The situation is deteriorating rapidly, with 19 of the developing countries now effectively shut out of the lending market — 10 more than at the start of the year.
A third of all the developing economies have meanwhile seen their debt labelled as being “substantial risk, extremely speculative or default,” UNDP’s chief economist George Gray Molina told reporters. The countries at the most immediate risk are Sri Lanka, Pakistan, Tunisia, Chad and Zambia, he said.
Gray Molina said private creditors have so far been the biggest obstacle to moving forward with needed restructuring.
But he suggested that the current market conditions could pave the way for a debt deal, as private creditors see the value of their holdings plunge by as much as 60 percent. “When emerging market bonds trade at 40 cents on the dollar, private creditors suddenly become more open to negotiation,” he said.

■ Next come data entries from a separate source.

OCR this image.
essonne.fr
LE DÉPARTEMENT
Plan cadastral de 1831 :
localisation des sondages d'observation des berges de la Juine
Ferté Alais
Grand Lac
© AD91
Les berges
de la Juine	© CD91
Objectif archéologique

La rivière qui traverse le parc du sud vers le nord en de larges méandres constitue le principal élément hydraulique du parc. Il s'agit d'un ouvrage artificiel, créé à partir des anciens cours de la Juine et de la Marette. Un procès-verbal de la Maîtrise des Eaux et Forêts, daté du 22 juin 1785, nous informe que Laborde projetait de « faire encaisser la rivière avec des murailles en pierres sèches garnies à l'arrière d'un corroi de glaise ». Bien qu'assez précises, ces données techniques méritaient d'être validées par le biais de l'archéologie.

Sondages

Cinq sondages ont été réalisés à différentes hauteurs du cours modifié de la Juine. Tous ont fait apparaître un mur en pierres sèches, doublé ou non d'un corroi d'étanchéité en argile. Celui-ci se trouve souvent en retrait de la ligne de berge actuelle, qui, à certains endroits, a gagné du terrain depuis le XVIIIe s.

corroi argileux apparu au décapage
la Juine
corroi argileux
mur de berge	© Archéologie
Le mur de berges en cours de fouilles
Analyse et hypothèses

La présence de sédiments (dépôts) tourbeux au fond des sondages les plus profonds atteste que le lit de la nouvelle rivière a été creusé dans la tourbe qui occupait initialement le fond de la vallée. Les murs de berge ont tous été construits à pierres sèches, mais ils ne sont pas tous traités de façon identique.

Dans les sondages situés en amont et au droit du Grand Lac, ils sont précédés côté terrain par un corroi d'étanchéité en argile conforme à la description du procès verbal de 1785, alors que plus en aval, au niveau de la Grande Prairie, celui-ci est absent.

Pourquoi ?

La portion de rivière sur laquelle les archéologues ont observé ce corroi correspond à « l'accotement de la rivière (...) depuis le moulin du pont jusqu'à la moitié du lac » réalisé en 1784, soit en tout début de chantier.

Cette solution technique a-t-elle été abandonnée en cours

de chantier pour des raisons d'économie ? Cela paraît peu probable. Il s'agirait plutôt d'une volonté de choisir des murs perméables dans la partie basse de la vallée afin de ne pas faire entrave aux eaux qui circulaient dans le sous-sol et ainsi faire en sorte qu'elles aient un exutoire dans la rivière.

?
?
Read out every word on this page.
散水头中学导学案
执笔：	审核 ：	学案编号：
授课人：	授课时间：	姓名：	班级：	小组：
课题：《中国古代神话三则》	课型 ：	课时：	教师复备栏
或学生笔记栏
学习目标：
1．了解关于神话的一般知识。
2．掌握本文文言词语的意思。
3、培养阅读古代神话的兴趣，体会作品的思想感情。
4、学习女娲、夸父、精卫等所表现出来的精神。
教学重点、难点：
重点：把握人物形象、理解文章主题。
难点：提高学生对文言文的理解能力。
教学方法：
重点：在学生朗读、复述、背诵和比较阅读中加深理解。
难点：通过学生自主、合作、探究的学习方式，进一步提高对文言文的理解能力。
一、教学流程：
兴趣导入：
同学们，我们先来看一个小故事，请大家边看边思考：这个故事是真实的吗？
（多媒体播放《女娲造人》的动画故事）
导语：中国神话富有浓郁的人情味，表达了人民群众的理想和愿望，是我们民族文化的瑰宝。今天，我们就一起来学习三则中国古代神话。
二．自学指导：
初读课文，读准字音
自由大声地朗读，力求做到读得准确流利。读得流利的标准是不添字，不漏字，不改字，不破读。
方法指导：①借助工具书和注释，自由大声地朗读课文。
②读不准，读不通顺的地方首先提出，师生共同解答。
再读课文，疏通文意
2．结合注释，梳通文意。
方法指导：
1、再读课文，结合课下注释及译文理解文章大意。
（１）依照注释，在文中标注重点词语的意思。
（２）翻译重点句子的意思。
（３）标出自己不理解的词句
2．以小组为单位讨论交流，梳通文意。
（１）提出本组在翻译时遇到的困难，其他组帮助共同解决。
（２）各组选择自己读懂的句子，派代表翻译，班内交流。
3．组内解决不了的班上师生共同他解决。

“The incentives are to now join a negotiation where you might accept the haircut of 20 cents on the dollar, 15 cents on the dollar and 30 cents on the dollar.”
But willing creditors are not enough to actually nail down a much-needed debt-relief agreement, Gray Molina acknowledged. “The missing ingredients at this moment are financial assurances from major creditor governments to clinch a deal.”
Steiner, who has repeatedly raised the alarm about the crisis, voiced hope the international community might finally recognise that action is in everyone’s shared interest. “Prevention is better than treatment and certainly... much, much cheaper than having to deal with a global recession,” he said.